Dünyada Soğuk Savaşın sonlanmasıyla 1990’larda ‘strateji’ kavramı değişmeye başladı; ‘strateji’ politik aktörlerin konumlarını anlamlandıracak adeta sihirli bir formül ve bir hegemonya aracı halinde lanse edilmeye başlandı.
11 Eylül olayları sonrasında ise hem dünyada hem de Türkiye’de stratejik araştırma yaptığını iddia eden sivil kuruluşların sayısında muazzam bir artış gözlemleniyor. Çoğunun faaliyetleri komplo teorilerinin bir gömlek daha iyisini üretmekle sınırlı; ancak kamuoyu algısını yönlendirme çerçevesinde etkinlikleri yabana atılmayacak düzeyde.

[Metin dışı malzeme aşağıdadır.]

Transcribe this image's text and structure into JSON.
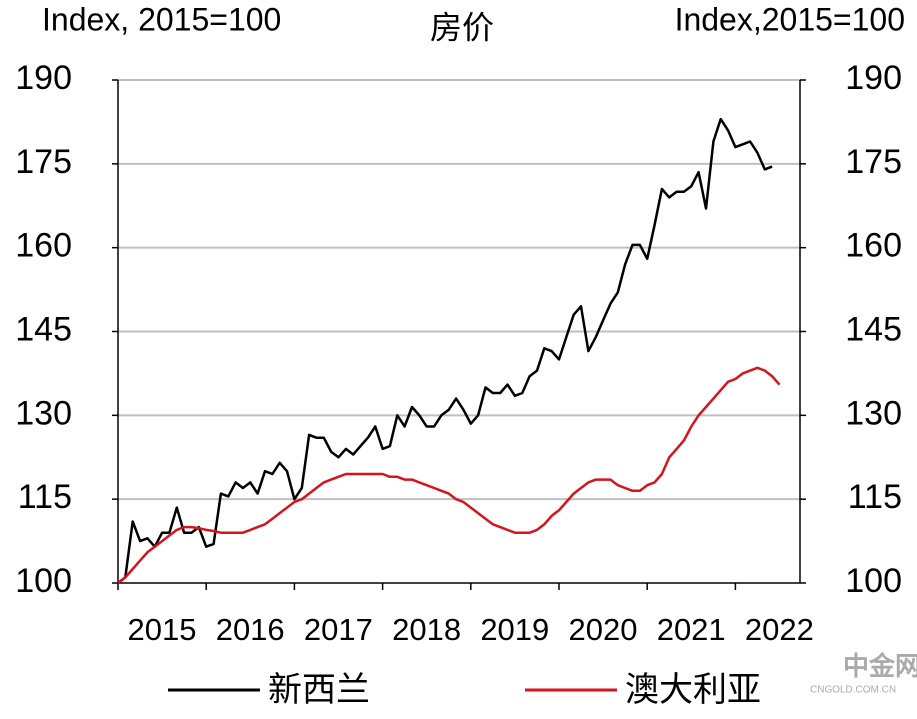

Türkiye’de stratejik düşünce dernekleri, kuruluşları ilk başlarda emekli askerlerin ve büyükelçilerin mihmandarlığında kuruldu. Birçoğu devletin resmi politikalarına meşruiyet kazandırma ve muktedirlere akıl verme misyonunu üstlenmiştir.
AKP iktidarı boyunca ise çok temelde hükümete yakın stratejik düşünce kuruluşları ile ulusalcı muhalifleri arasında gözle görülür bir mücadele iklimi hakim oldu; şu anda bahsi geçen mücadelede güçlü taraf iktidarın güdümünde ya da ona yakın olanlar. Zira bu tip sivil kuruluşların karşılaştıkları sorunların başında gelen maddi kaynak ve bağlantı bulma konusunda elleri oldukça rahat. Bürokratlar, iktidara yakın akademisyenler ve aynı kulvardaki gazeteciler mezkûr kuruluşların beşeri kaynaklarını oluşturuyor. Sadece kulis haberlerine değil hükümetin işleyiş mekanizmalarına dair somut bilgilere de ulaşabiliyorlar. Tüm bu nedenlerle dış politikadan ‘içeri’ye gündeme dair her başlıkta bir rapor yayınlayabiliyorlar. Ekseriyetle entelektüel açıdan zayıf olan bu raporlar kamuoyuna hükümetin etkisindeki medyanın desteğiyle “hakikat” gibi sunuluyor.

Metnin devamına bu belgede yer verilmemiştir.